LUZ DEL FUEGO II emprega imagens de incêndios publicadas em jornais de circulação diária. Fogo em carros, fogo em prédios, fogo no pneu, ruas interditadas pelo fogo. Imagens de conflitos e confrontos em diversos países, além de imagens de incêndios que consumiram instituições culturais brasileiras nos últimos anos compõem a obra. LUZ DEL FUEGO II constitui um documento negativo em preto e branco dos acontecimentos que desde 2008 têm ocupado as páginas dos principais periódicos no mundo.
O fogo reaparece em FONTE LUMINOSA (2021) no formato de lava de um vulcão. Na instalação, Carmela desenha sobre a parede com o gás incandescente contido em lâmpadas de neon vermelho.
A matéria do vulcão já está presente ali. Ela é feita com filamentos, com linhas que são as linhas do desenho. Esse desenho foi sendo ajustado de maneira que ele adquirisse uma dinâmica própria, uma coerência interna que possibilitasse essa ampliação e essa fatura. Mas na verdade é um desenho ampliado, um desenho arquetípico da memória de todos; de um acontecimento extraordinário que se chama explosão de matéria e de rocha liquefeita pelo calor e pela pressão.

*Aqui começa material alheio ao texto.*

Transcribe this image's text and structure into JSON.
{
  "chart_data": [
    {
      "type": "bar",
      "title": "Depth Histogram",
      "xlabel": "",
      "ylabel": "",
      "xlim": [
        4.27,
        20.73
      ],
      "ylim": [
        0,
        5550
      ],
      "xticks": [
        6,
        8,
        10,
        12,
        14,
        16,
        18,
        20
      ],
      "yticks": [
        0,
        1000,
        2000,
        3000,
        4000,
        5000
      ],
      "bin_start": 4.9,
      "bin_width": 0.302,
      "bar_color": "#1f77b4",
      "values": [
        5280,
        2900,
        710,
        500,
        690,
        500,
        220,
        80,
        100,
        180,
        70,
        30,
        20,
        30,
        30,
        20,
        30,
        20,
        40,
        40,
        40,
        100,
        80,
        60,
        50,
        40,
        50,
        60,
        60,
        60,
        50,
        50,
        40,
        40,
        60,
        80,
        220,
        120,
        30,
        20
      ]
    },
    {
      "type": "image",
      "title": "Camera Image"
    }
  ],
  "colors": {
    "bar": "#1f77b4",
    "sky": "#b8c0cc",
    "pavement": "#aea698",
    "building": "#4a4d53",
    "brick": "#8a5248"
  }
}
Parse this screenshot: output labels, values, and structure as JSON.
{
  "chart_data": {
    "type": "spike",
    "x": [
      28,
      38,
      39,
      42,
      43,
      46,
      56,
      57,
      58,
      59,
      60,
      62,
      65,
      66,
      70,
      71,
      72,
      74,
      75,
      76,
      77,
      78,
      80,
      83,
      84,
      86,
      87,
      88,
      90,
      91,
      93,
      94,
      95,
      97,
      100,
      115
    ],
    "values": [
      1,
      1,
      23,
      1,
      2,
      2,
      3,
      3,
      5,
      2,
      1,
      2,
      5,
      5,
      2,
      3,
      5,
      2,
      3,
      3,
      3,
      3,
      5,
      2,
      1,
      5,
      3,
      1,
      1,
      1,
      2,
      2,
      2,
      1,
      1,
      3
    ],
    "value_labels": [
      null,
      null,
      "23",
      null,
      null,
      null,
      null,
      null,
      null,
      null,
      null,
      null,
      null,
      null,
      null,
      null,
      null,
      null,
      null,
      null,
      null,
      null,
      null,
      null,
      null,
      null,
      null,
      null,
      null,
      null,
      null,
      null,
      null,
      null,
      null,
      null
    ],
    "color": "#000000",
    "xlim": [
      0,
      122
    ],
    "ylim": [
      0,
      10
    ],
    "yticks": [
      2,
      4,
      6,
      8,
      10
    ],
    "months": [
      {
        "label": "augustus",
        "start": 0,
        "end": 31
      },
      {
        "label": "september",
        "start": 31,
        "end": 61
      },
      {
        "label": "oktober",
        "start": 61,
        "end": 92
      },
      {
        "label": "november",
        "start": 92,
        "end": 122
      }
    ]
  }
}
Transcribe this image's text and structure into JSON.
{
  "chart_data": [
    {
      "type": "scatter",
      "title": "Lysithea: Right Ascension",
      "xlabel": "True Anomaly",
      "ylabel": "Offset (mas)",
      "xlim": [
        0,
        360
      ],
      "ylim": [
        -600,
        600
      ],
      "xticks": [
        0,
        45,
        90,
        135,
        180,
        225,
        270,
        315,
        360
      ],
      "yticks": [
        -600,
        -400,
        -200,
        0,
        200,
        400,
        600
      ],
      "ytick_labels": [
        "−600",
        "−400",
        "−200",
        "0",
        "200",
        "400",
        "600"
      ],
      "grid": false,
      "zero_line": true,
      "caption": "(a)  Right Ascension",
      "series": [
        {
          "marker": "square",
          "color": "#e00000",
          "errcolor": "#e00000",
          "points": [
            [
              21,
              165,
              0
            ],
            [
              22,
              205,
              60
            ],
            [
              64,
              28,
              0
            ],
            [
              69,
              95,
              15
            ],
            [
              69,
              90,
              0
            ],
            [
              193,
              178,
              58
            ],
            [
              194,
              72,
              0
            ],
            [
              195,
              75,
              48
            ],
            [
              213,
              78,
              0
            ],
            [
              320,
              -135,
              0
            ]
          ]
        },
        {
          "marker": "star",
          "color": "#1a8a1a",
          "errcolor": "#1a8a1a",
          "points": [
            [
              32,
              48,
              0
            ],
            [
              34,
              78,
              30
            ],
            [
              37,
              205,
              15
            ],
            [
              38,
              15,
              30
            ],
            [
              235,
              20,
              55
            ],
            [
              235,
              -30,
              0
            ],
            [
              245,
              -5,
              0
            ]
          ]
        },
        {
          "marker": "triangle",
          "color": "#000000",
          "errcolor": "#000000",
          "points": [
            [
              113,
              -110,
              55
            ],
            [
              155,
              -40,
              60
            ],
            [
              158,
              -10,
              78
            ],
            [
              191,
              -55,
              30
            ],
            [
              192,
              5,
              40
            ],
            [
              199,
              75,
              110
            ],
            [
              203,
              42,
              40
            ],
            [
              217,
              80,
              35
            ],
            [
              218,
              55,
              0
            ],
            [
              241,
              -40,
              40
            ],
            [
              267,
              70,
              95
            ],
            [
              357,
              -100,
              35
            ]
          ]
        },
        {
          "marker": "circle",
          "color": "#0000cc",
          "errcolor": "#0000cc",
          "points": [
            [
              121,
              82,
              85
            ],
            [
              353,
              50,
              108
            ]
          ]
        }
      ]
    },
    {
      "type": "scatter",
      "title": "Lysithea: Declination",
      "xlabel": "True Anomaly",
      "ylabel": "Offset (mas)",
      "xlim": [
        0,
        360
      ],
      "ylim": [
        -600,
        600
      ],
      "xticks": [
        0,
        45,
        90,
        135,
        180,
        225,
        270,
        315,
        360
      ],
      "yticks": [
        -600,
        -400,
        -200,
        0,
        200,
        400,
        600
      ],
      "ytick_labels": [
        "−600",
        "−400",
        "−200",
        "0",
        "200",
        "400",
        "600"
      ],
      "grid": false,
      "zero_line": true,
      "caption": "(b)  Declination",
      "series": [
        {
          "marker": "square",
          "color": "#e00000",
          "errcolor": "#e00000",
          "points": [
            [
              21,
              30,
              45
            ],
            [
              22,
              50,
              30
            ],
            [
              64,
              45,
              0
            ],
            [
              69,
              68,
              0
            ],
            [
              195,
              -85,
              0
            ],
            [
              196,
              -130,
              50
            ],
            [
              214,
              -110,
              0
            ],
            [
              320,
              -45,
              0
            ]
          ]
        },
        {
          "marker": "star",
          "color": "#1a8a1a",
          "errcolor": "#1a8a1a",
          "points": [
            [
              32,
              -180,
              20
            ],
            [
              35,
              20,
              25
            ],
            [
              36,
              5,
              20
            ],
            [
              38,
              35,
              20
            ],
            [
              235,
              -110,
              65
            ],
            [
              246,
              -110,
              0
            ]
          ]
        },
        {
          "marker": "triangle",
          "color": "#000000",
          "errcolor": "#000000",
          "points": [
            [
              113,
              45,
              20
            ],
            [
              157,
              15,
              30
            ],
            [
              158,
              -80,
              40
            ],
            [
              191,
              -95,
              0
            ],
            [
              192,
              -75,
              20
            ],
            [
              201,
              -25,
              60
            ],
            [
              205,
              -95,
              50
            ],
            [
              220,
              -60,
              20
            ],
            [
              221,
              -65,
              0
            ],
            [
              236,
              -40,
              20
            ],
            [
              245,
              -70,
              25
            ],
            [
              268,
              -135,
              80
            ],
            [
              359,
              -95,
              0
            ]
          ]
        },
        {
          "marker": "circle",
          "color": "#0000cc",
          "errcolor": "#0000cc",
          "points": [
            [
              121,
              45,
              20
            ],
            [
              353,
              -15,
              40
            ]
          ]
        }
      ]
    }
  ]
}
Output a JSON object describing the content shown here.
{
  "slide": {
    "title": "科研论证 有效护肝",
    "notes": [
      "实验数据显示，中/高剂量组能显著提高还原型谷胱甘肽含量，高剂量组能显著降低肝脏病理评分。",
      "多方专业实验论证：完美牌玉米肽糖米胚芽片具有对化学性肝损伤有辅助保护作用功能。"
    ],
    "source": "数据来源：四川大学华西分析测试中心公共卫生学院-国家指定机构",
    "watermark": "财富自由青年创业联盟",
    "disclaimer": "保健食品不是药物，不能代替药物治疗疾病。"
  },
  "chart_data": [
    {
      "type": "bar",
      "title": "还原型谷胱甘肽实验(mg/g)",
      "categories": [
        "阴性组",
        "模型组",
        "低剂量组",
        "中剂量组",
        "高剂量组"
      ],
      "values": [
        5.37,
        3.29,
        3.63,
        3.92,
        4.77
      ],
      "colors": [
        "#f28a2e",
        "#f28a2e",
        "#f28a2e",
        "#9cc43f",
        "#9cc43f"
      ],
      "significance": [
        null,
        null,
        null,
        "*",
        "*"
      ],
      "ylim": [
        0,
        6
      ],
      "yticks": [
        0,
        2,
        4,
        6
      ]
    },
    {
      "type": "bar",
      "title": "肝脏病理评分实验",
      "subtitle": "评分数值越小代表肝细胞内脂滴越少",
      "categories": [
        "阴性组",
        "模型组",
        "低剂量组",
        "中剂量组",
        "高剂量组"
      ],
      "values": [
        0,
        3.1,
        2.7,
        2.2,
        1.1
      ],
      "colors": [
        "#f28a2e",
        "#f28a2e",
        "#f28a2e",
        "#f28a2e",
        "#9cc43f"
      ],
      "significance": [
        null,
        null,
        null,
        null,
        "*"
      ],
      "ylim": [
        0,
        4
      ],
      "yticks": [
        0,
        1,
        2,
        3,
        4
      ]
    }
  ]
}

A luz produzida pelo neon invadirá a sala 2 da galeria que será ocupada pela instalação composta por 226 desenhos com dimensões variadas CABEÇAS (2021), que emprega papel e tinta nanquim, remetendo mais uma vez a ideia de carbonização. Os desenhos são feitos com uma mancha de tinta sobre vidro. Posteriormente, Carmela coloca sobre a mancha um papel fino que absorve a tinta, e, depois de seco, ela retira toda rebarba branca e fura o lugar da boca e o lugar dos olhos. Essa figura informe se insinua pelo acaso. Não se trata então de uma forma buscada ou construída, mas de um processo que induz à descoberta de figuras não imaginadas. É uma multidão possível, de uma cidade que abarca toda uma diversidade como São Paulo.